Коллектив алматинского Театра оперы и балета его принял, а директор театра не принял. Бесконечные конфликты сократили жизнь моего мужа. Он же никогда не мог грубо ответить, никогда не повышал голос. Был случай, когда в министерстве дали добро на постановку нового спектакля, но пока Рамазан из Астаны летел в Алматы, директор подключил свои связи и все отменил. Что было с Рамазаном? Конечно, приступ. Следующий шаг - меня увольняют, он, главный балетмейстер, не может за меня заступиться.
Последней каплей стала ситуация в Жургеновке.

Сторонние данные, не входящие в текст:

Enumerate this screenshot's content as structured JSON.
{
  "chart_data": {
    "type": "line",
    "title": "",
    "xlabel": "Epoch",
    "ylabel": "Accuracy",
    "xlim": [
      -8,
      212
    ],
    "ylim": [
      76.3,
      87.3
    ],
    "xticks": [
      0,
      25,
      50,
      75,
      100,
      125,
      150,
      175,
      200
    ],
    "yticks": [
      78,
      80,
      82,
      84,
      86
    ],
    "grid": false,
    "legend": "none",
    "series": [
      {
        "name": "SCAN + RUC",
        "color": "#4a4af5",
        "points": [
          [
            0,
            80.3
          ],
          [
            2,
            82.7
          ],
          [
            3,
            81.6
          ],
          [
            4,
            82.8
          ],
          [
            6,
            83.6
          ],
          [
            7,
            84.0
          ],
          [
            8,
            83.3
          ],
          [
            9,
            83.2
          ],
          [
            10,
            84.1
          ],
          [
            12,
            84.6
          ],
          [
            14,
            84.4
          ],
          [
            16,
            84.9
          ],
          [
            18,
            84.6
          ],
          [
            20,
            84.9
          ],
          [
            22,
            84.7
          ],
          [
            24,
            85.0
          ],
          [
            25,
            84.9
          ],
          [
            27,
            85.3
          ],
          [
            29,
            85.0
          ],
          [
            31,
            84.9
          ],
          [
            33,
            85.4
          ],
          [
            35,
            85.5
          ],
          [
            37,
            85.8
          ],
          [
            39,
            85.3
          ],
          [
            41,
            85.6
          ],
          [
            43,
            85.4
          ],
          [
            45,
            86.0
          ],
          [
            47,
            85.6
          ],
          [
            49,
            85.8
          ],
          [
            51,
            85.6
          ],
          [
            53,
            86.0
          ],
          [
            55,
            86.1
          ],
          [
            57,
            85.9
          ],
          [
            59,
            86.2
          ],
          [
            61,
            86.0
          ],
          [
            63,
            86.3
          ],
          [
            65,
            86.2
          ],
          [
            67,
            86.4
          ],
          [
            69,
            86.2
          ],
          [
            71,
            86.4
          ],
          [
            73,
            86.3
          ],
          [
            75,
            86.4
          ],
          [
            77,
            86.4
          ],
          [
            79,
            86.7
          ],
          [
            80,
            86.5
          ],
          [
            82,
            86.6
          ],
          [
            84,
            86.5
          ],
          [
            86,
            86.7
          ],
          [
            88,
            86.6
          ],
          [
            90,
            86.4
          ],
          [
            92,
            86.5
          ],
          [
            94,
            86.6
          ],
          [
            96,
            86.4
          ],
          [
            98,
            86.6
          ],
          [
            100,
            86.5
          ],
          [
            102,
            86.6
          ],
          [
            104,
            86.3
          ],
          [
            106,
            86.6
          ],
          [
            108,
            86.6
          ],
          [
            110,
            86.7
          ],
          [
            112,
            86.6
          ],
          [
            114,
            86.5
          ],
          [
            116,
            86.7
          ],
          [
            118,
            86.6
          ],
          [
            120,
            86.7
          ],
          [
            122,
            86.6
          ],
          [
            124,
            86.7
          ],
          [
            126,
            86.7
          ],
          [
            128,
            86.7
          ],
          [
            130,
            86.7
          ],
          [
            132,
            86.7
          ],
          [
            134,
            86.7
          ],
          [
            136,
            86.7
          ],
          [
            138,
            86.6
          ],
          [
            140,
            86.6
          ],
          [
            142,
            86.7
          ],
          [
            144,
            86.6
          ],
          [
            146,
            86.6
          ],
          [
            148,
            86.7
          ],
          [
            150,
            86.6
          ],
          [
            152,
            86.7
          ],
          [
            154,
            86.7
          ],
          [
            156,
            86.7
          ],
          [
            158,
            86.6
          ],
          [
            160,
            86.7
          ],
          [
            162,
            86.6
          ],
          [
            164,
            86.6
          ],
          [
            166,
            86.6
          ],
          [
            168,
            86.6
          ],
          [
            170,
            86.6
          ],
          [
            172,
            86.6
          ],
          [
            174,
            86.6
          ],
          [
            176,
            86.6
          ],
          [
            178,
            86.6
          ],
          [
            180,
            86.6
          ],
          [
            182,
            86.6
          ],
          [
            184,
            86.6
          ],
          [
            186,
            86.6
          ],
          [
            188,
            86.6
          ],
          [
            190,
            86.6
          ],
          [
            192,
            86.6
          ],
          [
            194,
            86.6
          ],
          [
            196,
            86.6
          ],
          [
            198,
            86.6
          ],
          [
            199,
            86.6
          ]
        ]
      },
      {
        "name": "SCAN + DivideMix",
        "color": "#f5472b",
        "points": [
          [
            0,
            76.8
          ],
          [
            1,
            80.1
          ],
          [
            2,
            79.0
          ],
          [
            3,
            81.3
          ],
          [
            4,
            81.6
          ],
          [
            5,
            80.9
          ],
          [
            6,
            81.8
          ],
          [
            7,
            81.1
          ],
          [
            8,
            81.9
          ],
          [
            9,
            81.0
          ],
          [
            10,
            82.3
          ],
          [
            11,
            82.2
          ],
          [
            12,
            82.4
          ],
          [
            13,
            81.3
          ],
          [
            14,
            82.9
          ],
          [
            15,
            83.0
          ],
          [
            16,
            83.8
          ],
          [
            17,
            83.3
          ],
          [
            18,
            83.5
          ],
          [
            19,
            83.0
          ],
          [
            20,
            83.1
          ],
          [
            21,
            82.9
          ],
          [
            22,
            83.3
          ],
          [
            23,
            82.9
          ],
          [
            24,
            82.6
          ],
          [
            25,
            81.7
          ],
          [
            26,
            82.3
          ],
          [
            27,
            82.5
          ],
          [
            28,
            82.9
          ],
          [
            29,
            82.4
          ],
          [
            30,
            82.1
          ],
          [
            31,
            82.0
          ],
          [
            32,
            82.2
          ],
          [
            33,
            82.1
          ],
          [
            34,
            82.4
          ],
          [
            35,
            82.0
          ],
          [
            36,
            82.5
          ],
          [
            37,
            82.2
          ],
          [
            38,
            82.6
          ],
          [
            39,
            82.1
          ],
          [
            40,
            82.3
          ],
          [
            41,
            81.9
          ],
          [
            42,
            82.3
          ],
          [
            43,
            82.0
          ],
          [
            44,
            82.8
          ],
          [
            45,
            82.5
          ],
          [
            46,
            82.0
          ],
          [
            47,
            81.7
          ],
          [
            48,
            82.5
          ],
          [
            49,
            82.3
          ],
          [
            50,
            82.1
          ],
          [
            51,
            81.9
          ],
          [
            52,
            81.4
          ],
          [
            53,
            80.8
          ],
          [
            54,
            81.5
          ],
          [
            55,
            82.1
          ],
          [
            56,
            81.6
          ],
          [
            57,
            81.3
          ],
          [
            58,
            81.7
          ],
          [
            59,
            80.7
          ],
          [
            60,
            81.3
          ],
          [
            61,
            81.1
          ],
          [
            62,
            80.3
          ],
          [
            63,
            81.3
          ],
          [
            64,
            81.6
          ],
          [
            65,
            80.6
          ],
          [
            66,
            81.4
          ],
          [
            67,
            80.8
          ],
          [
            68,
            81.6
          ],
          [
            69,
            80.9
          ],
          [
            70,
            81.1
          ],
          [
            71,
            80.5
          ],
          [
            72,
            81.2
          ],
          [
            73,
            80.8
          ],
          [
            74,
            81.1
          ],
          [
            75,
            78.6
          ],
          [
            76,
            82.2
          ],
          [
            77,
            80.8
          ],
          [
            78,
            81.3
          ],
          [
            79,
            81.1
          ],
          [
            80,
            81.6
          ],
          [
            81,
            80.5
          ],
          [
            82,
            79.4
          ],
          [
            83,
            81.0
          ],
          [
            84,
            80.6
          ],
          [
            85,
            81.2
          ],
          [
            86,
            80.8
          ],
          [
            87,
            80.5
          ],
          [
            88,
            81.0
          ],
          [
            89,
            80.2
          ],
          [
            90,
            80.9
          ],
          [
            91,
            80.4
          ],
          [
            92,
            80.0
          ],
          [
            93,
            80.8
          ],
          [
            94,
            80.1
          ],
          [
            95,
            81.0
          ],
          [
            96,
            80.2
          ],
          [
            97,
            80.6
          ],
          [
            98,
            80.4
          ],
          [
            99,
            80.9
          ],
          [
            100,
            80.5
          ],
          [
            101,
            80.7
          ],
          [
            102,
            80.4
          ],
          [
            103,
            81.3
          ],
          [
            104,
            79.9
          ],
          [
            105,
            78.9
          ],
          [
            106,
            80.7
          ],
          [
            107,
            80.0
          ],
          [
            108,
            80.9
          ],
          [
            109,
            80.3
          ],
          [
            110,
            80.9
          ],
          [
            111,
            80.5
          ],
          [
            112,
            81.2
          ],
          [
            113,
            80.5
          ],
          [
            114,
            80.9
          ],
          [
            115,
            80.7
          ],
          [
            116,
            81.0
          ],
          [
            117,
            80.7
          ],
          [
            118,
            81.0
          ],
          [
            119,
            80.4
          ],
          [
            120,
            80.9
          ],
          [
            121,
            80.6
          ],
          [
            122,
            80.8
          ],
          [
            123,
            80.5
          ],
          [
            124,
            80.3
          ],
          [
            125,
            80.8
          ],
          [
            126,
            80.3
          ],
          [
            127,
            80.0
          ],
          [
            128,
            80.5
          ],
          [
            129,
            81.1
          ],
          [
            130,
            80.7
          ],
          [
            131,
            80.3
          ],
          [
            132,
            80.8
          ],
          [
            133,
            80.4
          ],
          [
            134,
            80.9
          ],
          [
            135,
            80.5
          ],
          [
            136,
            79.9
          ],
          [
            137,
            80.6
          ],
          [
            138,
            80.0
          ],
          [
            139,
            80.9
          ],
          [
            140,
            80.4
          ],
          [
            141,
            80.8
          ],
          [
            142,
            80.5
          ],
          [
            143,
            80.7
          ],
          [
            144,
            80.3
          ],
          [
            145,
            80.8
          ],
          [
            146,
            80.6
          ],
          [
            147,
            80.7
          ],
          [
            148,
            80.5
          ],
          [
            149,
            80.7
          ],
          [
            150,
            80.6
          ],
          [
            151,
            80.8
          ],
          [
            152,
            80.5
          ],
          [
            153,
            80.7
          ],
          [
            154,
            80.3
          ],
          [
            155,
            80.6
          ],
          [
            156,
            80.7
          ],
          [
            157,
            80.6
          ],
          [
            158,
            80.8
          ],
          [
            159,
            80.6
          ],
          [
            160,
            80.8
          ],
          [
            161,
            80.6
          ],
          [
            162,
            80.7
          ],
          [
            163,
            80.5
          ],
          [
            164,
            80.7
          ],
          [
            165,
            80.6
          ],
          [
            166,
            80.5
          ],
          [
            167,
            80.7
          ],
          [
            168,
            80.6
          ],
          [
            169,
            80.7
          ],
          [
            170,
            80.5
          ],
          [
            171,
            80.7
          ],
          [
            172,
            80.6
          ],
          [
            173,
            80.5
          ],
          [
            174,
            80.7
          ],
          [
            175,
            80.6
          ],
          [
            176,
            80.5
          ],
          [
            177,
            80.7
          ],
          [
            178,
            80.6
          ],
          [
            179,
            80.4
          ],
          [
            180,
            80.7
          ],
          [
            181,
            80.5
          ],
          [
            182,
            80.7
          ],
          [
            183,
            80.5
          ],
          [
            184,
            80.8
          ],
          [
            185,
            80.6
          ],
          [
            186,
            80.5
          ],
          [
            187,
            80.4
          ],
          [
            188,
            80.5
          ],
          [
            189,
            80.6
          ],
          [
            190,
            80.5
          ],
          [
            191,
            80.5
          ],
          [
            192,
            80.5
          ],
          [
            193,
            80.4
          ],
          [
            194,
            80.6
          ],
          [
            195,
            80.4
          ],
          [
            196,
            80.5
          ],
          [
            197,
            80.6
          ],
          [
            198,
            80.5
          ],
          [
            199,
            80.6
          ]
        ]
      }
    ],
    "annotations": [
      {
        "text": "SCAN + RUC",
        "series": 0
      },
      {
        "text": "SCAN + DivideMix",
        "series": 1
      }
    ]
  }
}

Один человек стал грубо разговаривать с Рамазаном. Вы знаете, иногда говорили, что Бапов слабохарактерный. Он не был слабохарактерным, он был честным и порядочным. Рамазан приходил домой, пытался понять, меня спрашивал: что происходит, почему он со мной так разговаривает?
Вот фото, сделанное 23 февраля, - мы веселенькие, здоровенькие, Жания Аубакирова рядом.
25-го Рамазану позвонили из академии: “Почему не на уроке?”. Рамазан отвечает: “Мои часы - завтра”. - “Поменяли расписание”.
Он так расстроился, что ему заранее ничего не сообщили, он был очень обязательным. А 26-го утром ему стало плохо. Это был обширный инсульт. В больнице я с ним была, ночевала там. Как-то не выдержала и заплакала, а врач стал грубо меня одергивать. Я увидела, как Рамазан, к которому еще не до конца вернулась речь, отреагировал, он не мыслил, чтобы на меня кто-то крикнул... В палате было кресло, я на нем пристраивалась, он не ел, не пил, я уговаривала его поесть... Он все время хотел, чтобы я его целовала... Потом сказал: “В Америке бы тебе уже давно поставили кровать”.
Это был необыкновенный человек.
Я не люблю разговоры о вероисповедании. Но это важно: недавно приняла ислам.
Я так решила. Есть место на кладбище рядом с мамой и папой. Но я думаю: мама с папой там, а Рамазанчик один будет лежать? Сейчас готовится памятник, хочу, чтобы это было не просто надгробие, а что-то легкое, необычное и нестандартное. Там не будет лица, легкими, почти воздушными линиями как бы передается движение рук - как в балете. Это работа Эдика Казаряна. На памятнике будет написано “Рамазан Бапов”, день смерти и день рождения. Все. Ни одного лишнего слова.
Я попросила Казаряна оставить место, куда впишут мое имя.